4l11

Publication Abstract from PubMed

The human ether-a-go-go-related gene (hERG) encodes a K(+) channel crucial for repolarization of the cardiac action potential. EAG-related gene (ERG) channels contain a C-terminal cyclic nucleotide-binding homology domain coupled to the pore of the channel by a C-linker. Here, we report the structure of the C-linker/cyclic nucleotide-binding homology domain of a mosquito ERG channel at 2.5-A resolution. The structure reveals that the region expected to form the cyclic nucleotide-binding pocket is negatively charged and is occupied by a short beta-strand, referred to as the intrinsic ligand, explaining the lack of direct regulation of ERG channels by cyclic nucleotides. In hERG channels, the intrinsic ligand harbors hereditary mutations associated with long-QT syndrome (LQTS), a potentially lethal cardiac arrhythmia. Mutations in the intrinsic ligand affected hERG channel gating and LQTS mutations abolished hERG currents and altered trafficking of hERG channels, which explains the LQT phenotype. The structure also reveals a dramatically different conformation of the C-linker compared with the structures of the related ether-a-go-go-like K(+) and hyperpolarization-activated cyclic nucleotide-modulated channels, suggesting that the C-linker region may be highly dynamic in the KCNH, hyperpolarization-activated cyclic nucleotide-modulated, and cyclic nucleotide-gated channels.
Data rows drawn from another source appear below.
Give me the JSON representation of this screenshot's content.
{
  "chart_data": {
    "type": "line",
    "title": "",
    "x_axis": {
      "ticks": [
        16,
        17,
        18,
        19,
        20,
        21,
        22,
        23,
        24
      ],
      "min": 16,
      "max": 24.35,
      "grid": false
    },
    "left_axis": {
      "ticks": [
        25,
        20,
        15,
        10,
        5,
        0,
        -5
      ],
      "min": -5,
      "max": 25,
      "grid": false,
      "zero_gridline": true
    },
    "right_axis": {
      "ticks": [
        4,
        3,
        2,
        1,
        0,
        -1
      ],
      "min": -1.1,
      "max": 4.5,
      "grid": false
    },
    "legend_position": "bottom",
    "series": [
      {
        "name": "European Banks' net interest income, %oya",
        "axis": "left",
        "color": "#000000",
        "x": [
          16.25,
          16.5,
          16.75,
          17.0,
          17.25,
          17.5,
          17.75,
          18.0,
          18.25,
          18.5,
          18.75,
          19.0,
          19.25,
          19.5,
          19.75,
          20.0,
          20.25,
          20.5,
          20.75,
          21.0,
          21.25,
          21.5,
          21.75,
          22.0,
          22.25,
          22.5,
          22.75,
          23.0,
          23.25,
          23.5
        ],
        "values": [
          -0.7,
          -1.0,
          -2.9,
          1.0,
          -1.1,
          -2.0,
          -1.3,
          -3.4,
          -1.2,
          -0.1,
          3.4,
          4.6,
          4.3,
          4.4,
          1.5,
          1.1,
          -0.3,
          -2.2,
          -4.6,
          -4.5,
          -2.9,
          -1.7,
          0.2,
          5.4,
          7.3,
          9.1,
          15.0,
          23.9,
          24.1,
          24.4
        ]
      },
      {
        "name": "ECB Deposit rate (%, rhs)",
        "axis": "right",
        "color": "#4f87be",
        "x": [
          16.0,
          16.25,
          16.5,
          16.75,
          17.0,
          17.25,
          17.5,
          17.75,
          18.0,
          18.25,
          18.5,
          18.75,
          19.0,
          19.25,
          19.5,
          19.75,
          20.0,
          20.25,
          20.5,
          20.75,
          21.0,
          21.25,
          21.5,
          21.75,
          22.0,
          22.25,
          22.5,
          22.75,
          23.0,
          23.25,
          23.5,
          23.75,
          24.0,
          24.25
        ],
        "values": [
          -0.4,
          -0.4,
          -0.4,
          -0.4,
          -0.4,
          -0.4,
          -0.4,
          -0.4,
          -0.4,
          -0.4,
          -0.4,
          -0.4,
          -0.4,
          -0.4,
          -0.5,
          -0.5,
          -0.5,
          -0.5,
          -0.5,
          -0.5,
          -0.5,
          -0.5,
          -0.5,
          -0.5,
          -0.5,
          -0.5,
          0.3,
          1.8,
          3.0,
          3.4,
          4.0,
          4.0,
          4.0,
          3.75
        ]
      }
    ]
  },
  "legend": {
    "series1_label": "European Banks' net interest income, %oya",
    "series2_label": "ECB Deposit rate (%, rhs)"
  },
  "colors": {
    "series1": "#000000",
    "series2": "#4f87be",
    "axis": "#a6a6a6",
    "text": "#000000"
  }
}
Structure of the C-terminal region of an ERG channel and functional implications.,Brelidze TI, Gianulis EC, Dimaio F, Trudeau MC, Zagotta WN Proc Natl Acad Sci U S A. 2013 Jul 9;110(28):11648-53. doi:, 10.1073/pnas.1306887110. Epub 2013 Jun 25. PMID:23801759^[1]

From MEDLINE®/PubMed®, a database of the U.S. National Library of Medicine.